According to researchers at Google, their artificial intelligence system has the potential to make medicine more accessible to all.
After being trained, an AI system demonstrated exceptional proficiency in conducting medical interviews and outperformed human doctors in talking with simulated patients and generating potential diagnoses based on the patient’s medical history.
In terms of correctly diagnosing respiratory and cardiovascular diseases, among others, the chatbot, powered by a Google large language model (LLM), outperformed board-certified primary-care doctors. During medical conversations, it showed more empathy and acquired information at a level comparable to human doctors.
Dr. Alan Karthikesalingam of Google Health in London, who is also a co-author of the study1, states, “As far as we are aware, this is the first instance where an AI conversational system has been specifically engineered to conduct diagnostic dialogue and collect the patient’s medical history.” On January 11, the research was made public via the arXiv preprint repository. The peer review procedure still needs to be finished.
The chatbot, known as Articulate Medical Intelligence Explorer (AMIE), is currently in an experimental phase. It has only been tested on actors trained to represent individuals with medical conditions rather than on individuals with actual health problems. According to Karthikesalingam, “We want the results to be interpreted with caution and humility,”
Despite its current limitations in clinical care, the chatbot has the potential to contribute to the democratic change of health care, according to the authors’ perspective. Internal medicine specialist Adam Rodman of Boston, Massachusetts’s Harvard Medical School thinks the technology could be useful, but it shouldn’t take the place of conversations with doctors. “Medicine is just so much more than collecting information, it’s all about human relationships,” he expresses.
Mastering A Complex Skill:
Not many attempts to utilize LLMs for medical purposes have delved into the question of whether these systems can replicate a doctor’s skill in gathering a patient’s medical background and using it to reach a diagnosis. According to Rodman, that is precisely the kind of thing that medical students train for extensively. “It’s one of the most important and difficult skills to inculcate in physicians.”
AI research expert Vivek Natarajan, who was also a co-author of the study and works at Google Health in Mountain View, California, says that another problem the developers had to solve was the lack of real-life medical conversations that could be used as training data. The researchers overcame this obstacle by programming the chatbot to learn from its own “conversations.”

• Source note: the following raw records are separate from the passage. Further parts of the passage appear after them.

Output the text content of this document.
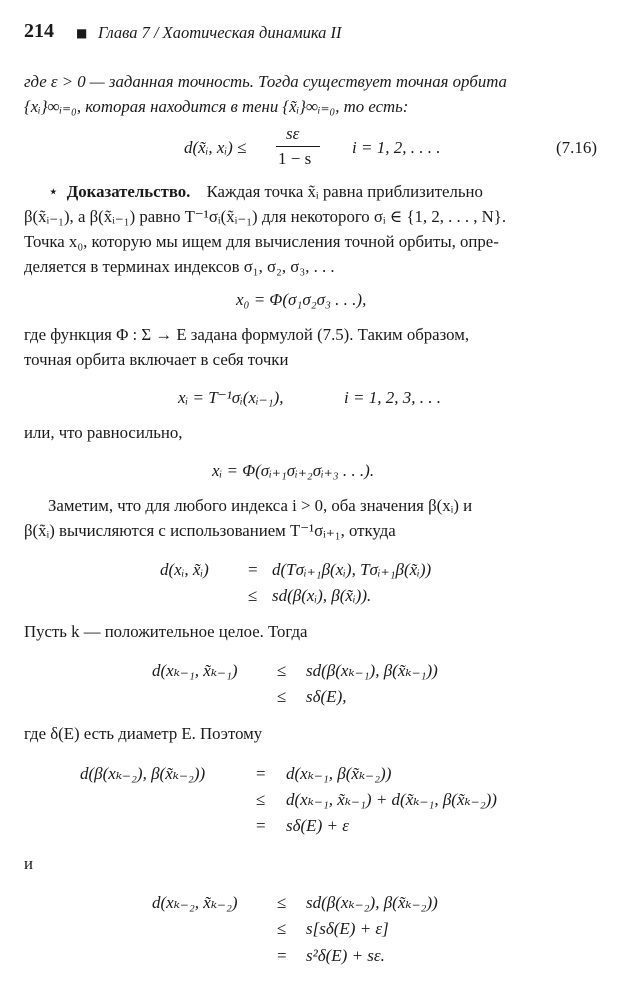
214 ■ Глава 7 / Хаотическая динамика II
где ε > 0 — заданная точность. Тогда существует точная орбита
{xᵢ}∞ᵢ₌₀, которая находится в тени {x̃ᵢ}∞ᵢ₌₀, то есть:
d(x̃ᵢ, xᵢ) ≤
sε
1 − s
i = 1, 2, . . . .	(7.16)
⋆ Доказательство. Каждая точка x̃ᵢ равна приблизительно
β(x̃ᵢ₋₁), а β(x̃ᵢ₋₁) равно T⁻¹σᵢ(x̃ᵢ₋₁) для некоторого σᵢ ∈ {1, 2, . . . , N}.
Точка x₀, которую мы ищем для вычисления точной орбиты, опре-
деляется в терминах индексов σ₁, σ₂, σ₃, . . .
x₀ = Φ(σ₁σ₂σ₃ . . .),
где функция Φ : Σ → E задана формулой (7.5). Таким образом,
точная орбита включает в себя точки
xᵢ = T⁻¹σᵢ(xᵢ₋₁),	i = 1, 2, 3, . . .
или, что равносильно,
xᵢ = Φ(σᵢ₊₁σᵢ₊₂σᵢ₊₃ . . .).
Заметим, что для любого индекса i > 0, оба значения β(xᵢ) и
β(x̃ᵢ) вычисляются с использованием T⁻¹σᵢ₊₁, откуда
d(xᵢ, x̃ᵢ) = d(Tσᵢ₊₁β(xᵢ), Tσᵢ₊₁β(x̃ᵢ))
≤ sd(β(xᵢ), β(x̃ᵢ)).
Пусть k — положительное целое. Тогда
d(xₖ₋₁, x̃ₖ₋₁) ≤ sd(β(xₖ₋₁), β(x̃ₖ₋₁))
≤ sδ(E),
где δ(E) есть диаметр E. Поэтому
d(β(xₖ₋₂), β(x̃ₖ₋₂))	= d(xₖ₋₁, β(x̃ₖ₋₂))
≤ d(xₖ₋₁, x̃ₖ₋₁) + d(x̃ₖ₋₁, β(x̃ₖ₋₂))
= sδ(E) + ε
и
d(xₖ₋₂, x̃ₖ₋₂) ≤ sd(β(xₖ₋₂), β(x̃ₖ₋₂))
≤ s[sδ(E) + ε]
= s²δ(E) + sε.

Electronic health records and transcribed medical conversations were among the real-world data sets used in the first phase of LLM refinement. To improve the model’s performance, the researchers put the LLM in the shoes of a patient and a caring doctor, asking questions about the patient’s history and symptoms to get a diagnosis.
A second role that the team wanted the model to play was that of a critic who would rate the doctor’s communication with the patient and give suggestions for improvement. More refined interactions are generated, and the LLM’s training is improved through the critique.
To evaluate the system, researchers recruited 20 individuals who had received training in portraying patients. They engaged in online text-based consultations with both AMIE and 20 certified clinicians. The participants needed to be informed about the identity of the entity they were conversing with.
The actors performed 149 clinical scenarios and were subsequently asked to assess their experience. AMIE’s performance was evaluated by a team of specialists, along with that of the physicians.
AMIE Excels In The Test:
The AI system demonstrated exceptional diagnostic accuracy across all six medical specialties, often surpassing that of physicians. The bot demonstrated its fluency and innovative approach by excelling in 24 out of 26 categories for conversation quality. It outperformed physicians in terms of civility, explaining the problem and treatment, conveying honesty, and demonstrating true care and attention.
“This in no way means that a language model is better than doctors in taking a clinical history,” Karthikesalingam emphasizes. The study suggests that the primary-care physicians may have faced challenges in adapting to text-based chat interactions, potentially impacting their performance.
On the other hand, an LLM possesses the remarkable ability to effortlessly craft persuasive and well-organized responses, according to Karthikesalingam. This enables it to consistently demonstrate thoughtfulness without feeling tired.
Search for an Unbiased Chatbot:
Conducting more detailed studies to examine potential biases and ensuring the system is fair across different groups is a critical next step for the research, according to him. The Google team is also exploring the ethical considerations of testing the system with individuals who are facing genuine medical issues.
According to Daniel Ting, a clinician AI scientist at Singapore’s Duke NUS Medical School, it’s crucial to test the system for biases to avoid having the algorithm penalize ethnic groups who lack representation in the training data sets.
Ting highlights the significance of considering the privacy of chatbot users. “For a lot of these commercial large language model platforms right now, we are still unsure where the data is being stored and how it is being analyzed,” he remarks.